10 cose che abbiamo imparato
dalla 4a giornata di Champions League


Si è conclusa anche la quarta giornata, prima di ritorno, della Champions League 2019/2020, la due giorni europea ci ha dato, come al solito, molte indicazioni su come potrà proseguire la competizione, ecco allora le #10cose che abbiamo imparato in questo turno.

1. A Star is Born

Nella pellicola vincitrice di un Oscar nel 2018, la stella era quella di Ally (Lady GaGa) mentre il suo agente, Jackson Maine (Bradley Cooper), dopotutto, non se la passava benissimo. Il parallelismo, per chi ancora non lo avesse capito riguarda un ragazzetto del 2001, Paolista, che risponde al nome di Rodrygo Silva de Goes, e il suo, ben più famoso allenatore, Zinedine Zidane. Ieri sera, il minuto attaccante esterno del Real Madrid ha realizzato la sua prima tripletta in Champions alla tenera età di 18 anni, solo un certo Cristiano ha fatto meglio di lui. Il Real Madrid non può vincere l'Oscar, ma siamo certi che sentiremo ancora parlare di Rodrygol, uno che qualche trofeo, di certo, se lo metterà in bacheca.

2. Le grandi fanno fatica

Lo sappiamo, il periodo pre-natalizio, corrisponde con cadenza scientifica a quello di calo fisico dei top club. C'è chi ne soffre di più, chi ne soffre di meno, se tra le grandi è solo il Bayern a sembrare un rullo compressore, Barcellona, Liverpool, PSG e Juventus, si barcamenano in grandi difficoltà. La tempra della grande squadra, è vero, consente di strappare in ogni caso i 3 punti, specie con le piccole ma affamate squadre dei campionati minori, ma a questo punto della stagione chi non c'è con le gambe DEVE esserci con la testa. Il rischio è la relegazione in Europa League, o peggio, tornare a casa a Natale a mani vuote.

3. Il caos Napoli potrebbe decidere l'intera stagione già a novembre

Quello che sta succedendo tra Napoli e Castel Volturno sembra un unicum nella storia di questo sport. C'è chi parla di ammutinamento, chi prona gli atti sovversivi dei giocatori azzurri e chi incolpa la poca partigianeria di Ancelotti, dall'una o dall'altra parte. La verità, forse, non la sapremo mai. L'unica cosa certa è che se ADL, Re Carlo o i senatori dello spogliatoio non troveranno la quadra ad una pessima situazione, il Napoli potrebbe uscire dai giochi in campionato e in Champions League ben prima di quanto ci saremmo mai aspettati.

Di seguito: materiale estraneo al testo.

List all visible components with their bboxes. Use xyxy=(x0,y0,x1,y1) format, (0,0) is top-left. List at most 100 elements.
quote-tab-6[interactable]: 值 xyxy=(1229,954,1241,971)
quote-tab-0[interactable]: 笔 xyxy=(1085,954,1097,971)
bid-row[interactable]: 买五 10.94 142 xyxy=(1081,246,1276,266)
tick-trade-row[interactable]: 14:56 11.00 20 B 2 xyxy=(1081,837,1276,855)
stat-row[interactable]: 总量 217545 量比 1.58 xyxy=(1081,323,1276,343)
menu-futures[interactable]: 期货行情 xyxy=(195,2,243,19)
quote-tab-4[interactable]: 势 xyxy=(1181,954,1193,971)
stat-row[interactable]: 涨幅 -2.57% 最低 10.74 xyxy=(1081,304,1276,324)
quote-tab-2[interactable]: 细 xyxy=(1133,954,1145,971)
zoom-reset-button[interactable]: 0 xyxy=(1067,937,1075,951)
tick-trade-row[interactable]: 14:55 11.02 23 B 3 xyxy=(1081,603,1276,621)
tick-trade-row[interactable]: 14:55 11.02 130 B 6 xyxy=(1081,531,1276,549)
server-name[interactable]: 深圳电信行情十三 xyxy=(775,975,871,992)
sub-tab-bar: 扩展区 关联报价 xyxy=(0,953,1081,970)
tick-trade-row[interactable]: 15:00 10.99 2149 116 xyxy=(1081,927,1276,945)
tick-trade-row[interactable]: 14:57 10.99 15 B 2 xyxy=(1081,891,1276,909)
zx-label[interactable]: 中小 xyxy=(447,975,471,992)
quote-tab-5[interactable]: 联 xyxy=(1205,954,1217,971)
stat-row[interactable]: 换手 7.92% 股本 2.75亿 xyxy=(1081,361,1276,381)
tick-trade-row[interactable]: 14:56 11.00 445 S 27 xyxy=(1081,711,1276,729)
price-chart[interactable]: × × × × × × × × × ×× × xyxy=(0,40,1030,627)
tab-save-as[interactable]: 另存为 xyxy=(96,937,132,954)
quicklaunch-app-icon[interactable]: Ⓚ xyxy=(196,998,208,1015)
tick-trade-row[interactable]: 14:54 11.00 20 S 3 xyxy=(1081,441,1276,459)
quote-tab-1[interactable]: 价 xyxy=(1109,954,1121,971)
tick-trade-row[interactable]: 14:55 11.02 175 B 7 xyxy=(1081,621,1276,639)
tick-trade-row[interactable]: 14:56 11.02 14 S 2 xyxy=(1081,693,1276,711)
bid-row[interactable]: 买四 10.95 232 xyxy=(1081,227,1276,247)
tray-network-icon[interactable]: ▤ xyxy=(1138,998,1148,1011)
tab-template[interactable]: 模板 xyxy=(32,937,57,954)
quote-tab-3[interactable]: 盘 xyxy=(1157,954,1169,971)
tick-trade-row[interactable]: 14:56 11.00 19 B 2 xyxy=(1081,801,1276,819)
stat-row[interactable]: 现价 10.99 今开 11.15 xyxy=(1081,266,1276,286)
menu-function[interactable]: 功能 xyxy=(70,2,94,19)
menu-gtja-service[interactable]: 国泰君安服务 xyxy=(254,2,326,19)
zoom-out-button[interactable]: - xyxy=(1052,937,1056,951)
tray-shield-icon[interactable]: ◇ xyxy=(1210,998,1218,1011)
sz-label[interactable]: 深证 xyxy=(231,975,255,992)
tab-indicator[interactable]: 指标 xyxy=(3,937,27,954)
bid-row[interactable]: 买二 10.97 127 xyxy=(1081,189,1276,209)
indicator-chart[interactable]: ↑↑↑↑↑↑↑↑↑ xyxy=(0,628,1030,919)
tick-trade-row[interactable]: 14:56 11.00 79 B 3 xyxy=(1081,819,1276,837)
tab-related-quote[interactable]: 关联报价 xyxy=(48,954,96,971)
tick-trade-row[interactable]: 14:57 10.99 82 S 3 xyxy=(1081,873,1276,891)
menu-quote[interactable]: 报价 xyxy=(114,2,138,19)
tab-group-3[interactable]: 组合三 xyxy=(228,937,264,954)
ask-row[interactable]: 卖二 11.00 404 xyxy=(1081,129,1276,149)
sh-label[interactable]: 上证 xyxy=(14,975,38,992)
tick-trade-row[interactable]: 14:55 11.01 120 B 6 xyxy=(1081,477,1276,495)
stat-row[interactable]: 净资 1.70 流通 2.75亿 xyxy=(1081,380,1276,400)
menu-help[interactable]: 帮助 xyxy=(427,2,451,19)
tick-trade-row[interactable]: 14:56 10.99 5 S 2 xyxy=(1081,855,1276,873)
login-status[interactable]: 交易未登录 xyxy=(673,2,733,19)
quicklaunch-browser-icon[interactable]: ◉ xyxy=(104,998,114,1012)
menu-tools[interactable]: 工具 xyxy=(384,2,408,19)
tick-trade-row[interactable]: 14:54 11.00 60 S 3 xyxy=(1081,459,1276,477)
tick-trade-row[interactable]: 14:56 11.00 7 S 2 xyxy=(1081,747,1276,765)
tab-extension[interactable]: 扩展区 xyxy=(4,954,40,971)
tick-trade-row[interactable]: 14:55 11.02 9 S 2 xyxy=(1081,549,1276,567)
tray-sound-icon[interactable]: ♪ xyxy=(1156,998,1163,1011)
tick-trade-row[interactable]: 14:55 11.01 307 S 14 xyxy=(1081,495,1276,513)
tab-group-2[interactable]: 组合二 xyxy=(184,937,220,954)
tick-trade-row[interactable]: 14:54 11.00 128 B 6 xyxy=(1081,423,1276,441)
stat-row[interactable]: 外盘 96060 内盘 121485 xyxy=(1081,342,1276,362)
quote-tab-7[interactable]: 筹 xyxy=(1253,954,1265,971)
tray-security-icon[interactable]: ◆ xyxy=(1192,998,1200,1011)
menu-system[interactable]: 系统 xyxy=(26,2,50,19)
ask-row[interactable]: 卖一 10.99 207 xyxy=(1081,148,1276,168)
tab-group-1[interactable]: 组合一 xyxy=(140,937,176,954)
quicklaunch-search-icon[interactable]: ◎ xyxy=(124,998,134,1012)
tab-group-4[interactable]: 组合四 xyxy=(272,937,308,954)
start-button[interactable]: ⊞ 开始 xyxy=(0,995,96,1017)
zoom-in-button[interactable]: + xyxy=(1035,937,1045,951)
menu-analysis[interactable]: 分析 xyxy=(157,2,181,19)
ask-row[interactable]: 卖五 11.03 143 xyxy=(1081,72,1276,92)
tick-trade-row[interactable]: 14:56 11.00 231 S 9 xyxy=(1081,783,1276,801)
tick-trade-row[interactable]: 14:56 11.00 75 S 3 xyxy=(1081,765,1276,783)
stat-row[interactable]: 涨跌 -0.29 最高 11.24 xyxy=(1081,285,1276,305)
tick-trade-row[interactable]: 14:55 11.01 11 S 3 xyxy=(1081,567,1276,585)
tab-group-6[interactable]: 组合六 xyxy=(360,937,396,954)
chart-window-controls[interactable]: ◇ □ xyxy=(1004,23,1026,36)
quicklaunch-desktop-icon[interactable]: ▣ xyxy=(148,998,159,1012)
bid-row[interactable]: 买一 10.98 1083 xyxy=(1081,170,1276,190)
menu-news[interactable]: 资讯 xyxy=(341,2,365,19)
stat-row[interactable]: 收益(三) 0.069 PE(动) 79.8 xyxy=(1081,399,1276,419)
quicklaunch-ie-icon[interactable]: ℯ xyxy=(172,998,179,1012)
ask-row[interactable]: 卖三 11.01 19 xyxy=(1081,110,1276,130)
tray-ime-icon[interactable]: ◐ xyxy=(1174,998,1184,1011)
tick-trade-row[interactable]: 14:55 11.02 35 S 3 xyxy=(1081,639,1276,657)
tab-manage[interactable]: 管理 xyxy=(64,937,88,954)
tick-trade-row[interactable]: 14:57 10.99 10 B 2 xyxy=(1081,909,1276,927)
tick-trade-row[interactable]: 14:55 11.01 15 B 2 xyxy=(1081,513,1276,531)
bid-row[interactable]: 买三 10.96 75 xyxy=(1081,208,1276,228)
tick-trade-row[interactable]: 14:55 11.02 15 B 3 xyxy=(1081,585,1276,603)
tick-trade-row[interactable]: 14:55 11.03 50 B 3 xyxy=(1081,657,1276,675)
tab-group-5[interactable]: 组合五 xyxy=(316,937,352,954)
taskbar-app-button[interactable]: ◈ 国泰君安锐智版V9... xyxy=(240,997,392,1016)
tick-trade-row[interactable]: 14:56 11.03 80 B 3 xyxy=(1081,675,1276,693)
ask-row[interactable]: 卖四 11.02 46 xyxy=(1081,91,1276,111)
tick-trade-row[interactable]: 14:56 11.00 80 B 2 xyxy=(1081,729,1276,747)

La rosa non è così profonda e Carlo non è riuscito ancora a dare il suo imprinting, ma il tempo stringe e noi vogliamo ancora divertirci con gli azzurri.

4. Un poeta chiamato Douglas

Se Eduardo Galeano, mitico romanziere calcistico uruguagio, fosse stato ancora tra noi, avrebbe sicuramente dedicato un capitolo dei suoi libri a Douglas Costa. L'esterno d'attacco della Juventus ha tolto, ieri sera, le castagne dal fuoco a Mister Sarri inventandosi un buzzer beater da urlo. Ne salta uno, due, tre, scambia con Higuain che, travolto dall'estetismo del compagno, gli chiude di tacco un triangolo. E allora DC ne salta altri due in serpentina e, come un giocatore di futsal chiude game, set e match con una puntina infingarda che passa sotto le gambe del portiere russo. Poesia.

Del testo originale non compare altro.